Negara-negara Teluk juga menyatakan kemarahan atas intervensi Trump. Para diplomat Arab mengatakan mereka mencoba menyamakan intervensi militer Trump dengan pidatonya yang luar biasa di Riyadh dua bulan lalu, saat ia mengecam petualangan militer AS di masa lalu. “Pada akhirnya, apa yang disebut ‘pembangun negara’ menghancurkan lebih banyak negara daripada yang mereka bangun – dan para intervensionis itu melakukan intervensi di masyarakat kompleks yang bahkan tidak mereka pahami sendiri,” kata Trump.
Negara-negara Teluk takut terseret ke dalam perang. Sebagian besar mengira Trump yang pemarah perlu memberi Iran hak untuk pengayaan uranium yang sangat terbatas, di bawah pengawasan ketat PBB. Sebagai sebuah masalah, hal itu dianggap sangat dapat dipecahkan melalui diplomasi yang sabar – seperti yang baru saja dilakukan oleh orang Eropa.
Konflik militer juga belum berakhir. Sejauh ini Iran telah kalah dalam pertimbangan dan manuver dalam perang ini. Namun, ada kemungkinan Trump mendapati dirinya terseret ke dalam konflik yang lebih lama dari yang diinginkannya. Netanyahu sejauh ini terkenal menunjukkan dirinya lebih baik dalam memulai konflik daripada mengakhirinya. Setelah sepenuhnya terlibat dalam konflik Iran, Trump harus menyelesaikannya sampai akhir, mengikatnya dalam jenis konflik asing tanpa akhir yang dijanjikannya di jalur kampanye pemilihan yang akan ditolaknya.

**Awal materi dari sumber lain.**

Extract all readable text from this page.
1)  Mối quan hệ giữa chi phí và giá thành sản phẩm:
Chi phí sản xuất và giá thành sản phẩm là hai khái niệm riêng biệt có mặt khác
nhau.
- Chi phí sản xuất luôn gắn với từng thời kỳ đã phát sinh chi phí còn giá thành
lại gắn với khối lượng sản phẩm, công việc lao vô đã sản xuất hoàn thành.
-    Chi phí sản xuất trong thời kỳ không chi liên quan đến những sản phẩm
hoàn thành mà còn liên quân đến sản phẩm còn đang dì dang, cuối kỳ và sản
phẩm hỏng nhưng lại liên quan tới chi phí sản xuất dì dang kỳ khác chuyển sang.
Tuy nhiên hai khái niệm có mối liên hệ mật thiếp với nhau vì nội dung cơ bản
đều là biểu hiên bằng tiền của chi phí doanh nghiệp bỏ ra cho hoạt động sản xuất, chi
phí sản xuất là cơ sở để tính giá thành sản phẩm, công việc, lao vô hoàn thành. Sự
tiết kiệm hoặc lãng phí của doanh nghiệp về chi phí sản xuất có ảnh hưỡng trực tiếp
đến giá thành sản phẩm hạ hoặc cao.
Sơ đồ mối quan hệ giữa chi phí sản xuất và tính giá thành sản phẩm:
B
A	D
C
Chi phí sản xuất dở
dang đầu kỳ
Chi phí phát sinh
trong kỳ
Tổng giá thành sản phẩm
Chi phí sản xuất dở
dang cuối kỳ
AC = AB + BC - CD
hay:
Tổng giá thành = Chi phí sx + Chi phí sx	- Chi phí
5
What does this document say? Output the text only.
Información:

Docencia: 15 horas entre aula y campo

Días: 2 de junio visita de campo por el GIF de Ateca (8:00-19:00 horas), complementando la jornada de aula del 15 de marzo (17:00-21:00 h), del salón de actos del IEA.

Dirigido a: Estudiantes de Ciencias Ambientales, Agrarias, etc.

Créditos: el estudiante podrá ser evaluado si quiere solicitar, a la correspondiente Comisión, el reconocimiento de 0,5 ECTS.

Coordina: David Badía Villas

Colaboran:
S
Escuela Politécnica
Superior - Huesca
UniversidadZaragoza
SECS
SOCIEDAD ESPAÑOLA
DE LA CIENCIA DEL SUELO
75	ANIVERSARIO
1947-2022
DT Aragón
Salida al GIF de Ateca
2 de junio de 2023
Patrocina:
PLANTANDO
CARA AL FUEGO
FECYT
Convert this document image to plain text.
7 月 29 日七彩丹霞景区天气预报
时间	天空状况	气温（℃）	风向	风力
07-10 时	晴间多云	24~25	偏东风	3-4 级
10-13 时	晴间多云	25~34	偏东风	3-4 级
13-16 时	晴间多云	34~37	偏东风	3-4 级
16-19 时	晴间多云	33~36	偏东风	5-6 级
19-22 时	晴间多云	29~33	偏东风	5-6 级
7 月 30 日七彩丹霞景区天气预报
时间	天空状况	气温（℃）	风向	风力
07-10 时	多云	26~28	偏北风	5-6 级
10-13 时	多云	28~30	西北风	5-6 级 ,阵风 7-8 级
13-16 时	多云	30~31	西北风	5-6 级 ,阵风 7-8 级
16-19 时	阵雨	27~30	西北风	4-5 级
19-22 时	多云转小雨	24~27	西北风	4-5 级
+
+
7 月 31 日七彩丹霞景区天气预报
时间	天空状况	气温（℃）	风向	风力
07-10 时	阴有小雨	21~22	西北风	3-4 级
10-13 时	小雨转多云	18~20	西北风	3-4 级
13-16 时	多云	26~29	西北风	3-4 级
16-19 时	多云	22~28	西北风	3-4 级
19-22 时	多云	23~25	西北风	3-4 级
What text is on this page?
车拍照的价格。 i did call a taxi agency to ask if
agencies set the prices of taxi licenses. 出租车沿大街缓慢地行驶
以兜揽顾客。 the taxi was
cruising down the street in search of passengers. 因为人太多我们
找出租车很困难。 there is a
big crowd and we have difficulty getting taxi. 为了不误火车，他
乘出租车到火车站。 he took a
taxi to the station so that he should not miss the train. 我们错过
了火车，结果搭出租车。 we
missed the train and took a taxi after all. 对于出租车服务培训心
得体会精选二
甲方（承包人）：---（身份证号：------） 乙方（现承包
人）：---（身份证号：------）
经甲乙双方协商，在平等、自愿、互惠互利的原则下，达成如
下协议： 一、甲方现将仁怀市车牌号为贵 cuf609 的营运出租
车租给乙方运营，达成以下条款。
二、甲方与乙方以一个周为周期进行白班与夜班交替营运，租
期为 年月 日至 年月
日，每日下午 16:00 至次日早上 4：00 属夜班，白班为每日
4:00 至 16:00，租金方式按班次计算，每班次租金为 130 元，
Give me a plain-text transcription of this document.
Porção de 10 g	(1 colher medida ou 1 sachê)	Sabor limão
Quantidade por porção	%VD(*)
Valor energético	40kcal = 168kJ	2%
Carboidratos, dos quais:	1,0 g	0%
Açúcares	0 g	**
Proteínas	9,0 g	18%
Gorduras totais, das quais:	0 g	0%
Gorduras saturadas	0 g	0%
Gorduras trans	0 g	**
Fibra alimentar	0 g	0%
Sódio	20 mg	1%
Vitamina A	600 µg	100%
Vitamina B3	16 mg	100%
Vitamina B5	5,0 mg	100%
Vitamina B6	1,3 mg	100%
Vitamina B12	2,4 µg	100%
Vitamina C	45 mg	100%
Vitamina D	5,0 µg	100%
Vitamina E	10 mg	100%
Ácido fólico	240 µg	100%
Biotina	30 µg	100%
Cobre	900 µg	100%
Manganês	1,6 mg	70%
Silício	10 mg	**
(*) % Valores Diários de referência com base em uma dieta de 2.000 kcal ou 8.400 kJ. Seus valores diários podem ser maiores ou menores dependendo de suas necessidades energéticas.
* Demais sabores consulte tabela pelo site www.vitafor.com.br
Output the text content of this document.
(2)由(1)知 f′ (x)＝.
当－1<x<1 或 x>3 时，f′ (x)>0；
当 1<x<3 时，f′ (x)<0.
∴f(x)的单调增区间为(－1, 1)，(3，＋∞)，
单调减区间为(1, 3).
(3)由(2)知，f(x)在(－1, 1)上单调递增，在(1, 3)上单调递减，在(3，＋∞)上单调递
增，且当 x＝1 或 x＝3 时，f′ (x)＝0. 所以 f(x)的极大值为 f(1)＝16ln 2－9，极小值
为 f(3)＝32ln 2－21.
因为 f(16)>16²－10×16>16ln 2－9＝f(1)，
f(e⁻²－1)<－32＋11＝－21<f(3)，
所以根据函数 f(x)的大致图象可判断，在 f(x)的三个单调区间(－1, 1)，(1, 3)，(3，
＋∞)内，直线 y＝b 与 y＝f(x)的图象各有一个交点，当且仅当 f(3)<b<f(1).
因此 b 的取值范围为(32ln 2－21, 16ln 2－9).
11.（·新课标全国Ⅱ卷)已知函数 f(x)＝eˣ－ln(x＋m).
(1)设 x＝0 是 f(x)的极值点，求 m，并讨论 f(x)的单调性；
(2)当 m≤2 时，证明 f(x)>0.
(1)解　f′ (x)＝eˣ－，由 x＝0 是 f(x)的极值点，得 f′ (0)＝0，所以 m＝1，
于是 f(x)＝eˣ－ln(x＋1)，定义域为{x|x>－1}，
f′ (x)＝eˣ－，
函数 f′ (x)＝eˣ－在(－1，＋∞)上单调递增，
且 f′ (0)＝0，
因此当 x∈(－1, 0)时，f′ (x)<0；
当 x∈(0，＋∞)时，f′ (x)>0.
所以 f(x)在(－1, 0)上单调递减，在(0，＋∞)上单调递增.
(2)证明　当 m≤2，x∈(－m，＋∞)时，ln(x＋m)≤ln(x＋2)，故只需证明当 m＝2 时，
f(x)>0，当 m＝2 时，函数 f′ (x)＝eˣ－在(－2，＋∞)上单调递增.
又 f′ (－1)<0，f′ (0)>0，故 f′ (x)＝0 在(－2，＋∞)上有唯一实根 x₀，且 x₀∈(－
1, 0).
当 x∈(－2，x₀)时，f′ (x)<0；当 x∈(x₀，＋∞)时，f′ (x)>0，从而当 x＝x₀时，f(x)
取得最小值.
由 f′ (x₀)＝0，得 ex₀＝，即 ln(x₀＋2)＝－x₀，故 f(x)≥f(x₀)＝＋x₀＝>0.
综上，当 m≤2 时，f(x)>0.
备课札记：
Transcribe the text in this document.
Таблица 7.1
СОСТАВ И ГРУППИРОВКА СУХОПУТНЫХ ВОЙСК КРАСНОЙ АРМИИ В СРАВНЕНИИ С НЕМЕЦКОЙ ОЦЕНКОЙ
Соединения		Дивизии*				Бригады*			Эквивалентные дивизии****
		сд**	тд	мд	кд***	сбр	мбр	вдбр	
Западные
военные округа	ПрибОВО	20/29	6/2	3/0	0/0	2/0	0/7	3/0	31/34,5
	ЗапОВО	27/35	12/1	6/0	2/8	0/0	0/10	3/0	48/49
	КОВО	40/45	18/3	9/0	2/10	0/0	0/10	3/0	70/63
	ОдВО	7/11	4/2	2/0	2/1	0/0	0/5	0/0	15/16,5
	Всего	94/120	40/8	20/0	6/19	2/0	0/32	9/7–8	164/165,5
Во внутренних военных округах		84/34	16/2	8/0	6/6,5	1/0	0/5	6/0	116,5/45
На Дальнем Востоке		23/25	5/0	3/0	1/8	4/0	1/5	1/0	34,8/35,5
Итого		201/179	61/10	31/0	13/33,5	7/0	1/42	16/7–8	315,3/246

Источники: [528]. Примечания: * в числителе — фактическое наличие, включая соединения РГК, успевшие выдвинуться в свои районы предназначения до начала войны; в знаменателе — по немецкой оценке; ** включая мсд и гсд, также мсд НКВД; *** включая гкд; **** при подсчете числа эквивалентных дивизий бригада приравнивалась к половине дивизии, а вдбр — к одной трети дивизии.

Jika Iran menolak untuk tunduk, ia memiliki pilihan. Iran dapat meninggalkan perjanjian nonproliferasi, mendeportasi inspektur PBB, dan mencoba membangun kembali program nuklir secara rahasia. Jika Teheran masih memiliki persediaan uranium yang diperkaya tinggi yang selama ini disembunyikan, para ilmuwan nuklirnya mungkin tergoda untuk mencoba mencari perangkat nuklir mentah. Itu akan memberi Teheran waktu untuk mencoba menggalang dukungan di antara sekutu-sekutunya yang babak belur di Lebanon, Irak, dan Yaman.
Sanam Vakil, spesialis Timur Tengah di lembaga pemikir London Chatham House, mengatakan pemimpin AS itu menganggap serangan ini sebagai serangan yang hanya terjadi sekali. “Trump berhati-hati, dia mengirim telegram tentang serangan itu, dia mengirim pesan peringatan kepada Iran sebelumnya,” katanya. “Saya pikir dia ingin ini diakhiri dengan negosiasi, dengan kesepakatan dan yang dapat dia tunjukkan sebagai kemenangan dalam menghambat program nuklir Iran.”
Namun, de-eskalasi yang hati-hati setelah eskalasi AS seperti itu penuh dengan risiko. Vakil berkata: “Presiden tidak sabar dan tidak memiliki kapasitas untuk negosiasi yang berlarut-larut. Orang-orang Iran menginginkan keringanan sanksi, tetapi tidak tahu bagaimana lagi mereka dapat mempercayai Trump, seorang pria yang mereka katakan telah berulang kali menipu mereka.” Skenario terbaiknya adalah Iran akan melakukan pembalasan simbolis, seperti yang dilakukannya pada tahun 2020, ketika Trump memerintahkan pembunuhan Qassem Suleimani, komandan Korps Garda Revolusi Islam. Presiden mungkin kemudian mendesak Israel untuk mengakhiri perangnya dan mendesak Iran untuk melanjutkan negosiasi mengenai kesepakatan nuklir baru.
Apa pun itu, Abbas Araghchi, menteri luar negeri Iran, tampaknya mewakili kawasan itu dengan penilaiannya. “Peristiwa pagi ini keterlaluan dan akan memiliki konsekuensi yang kekal,” katanya.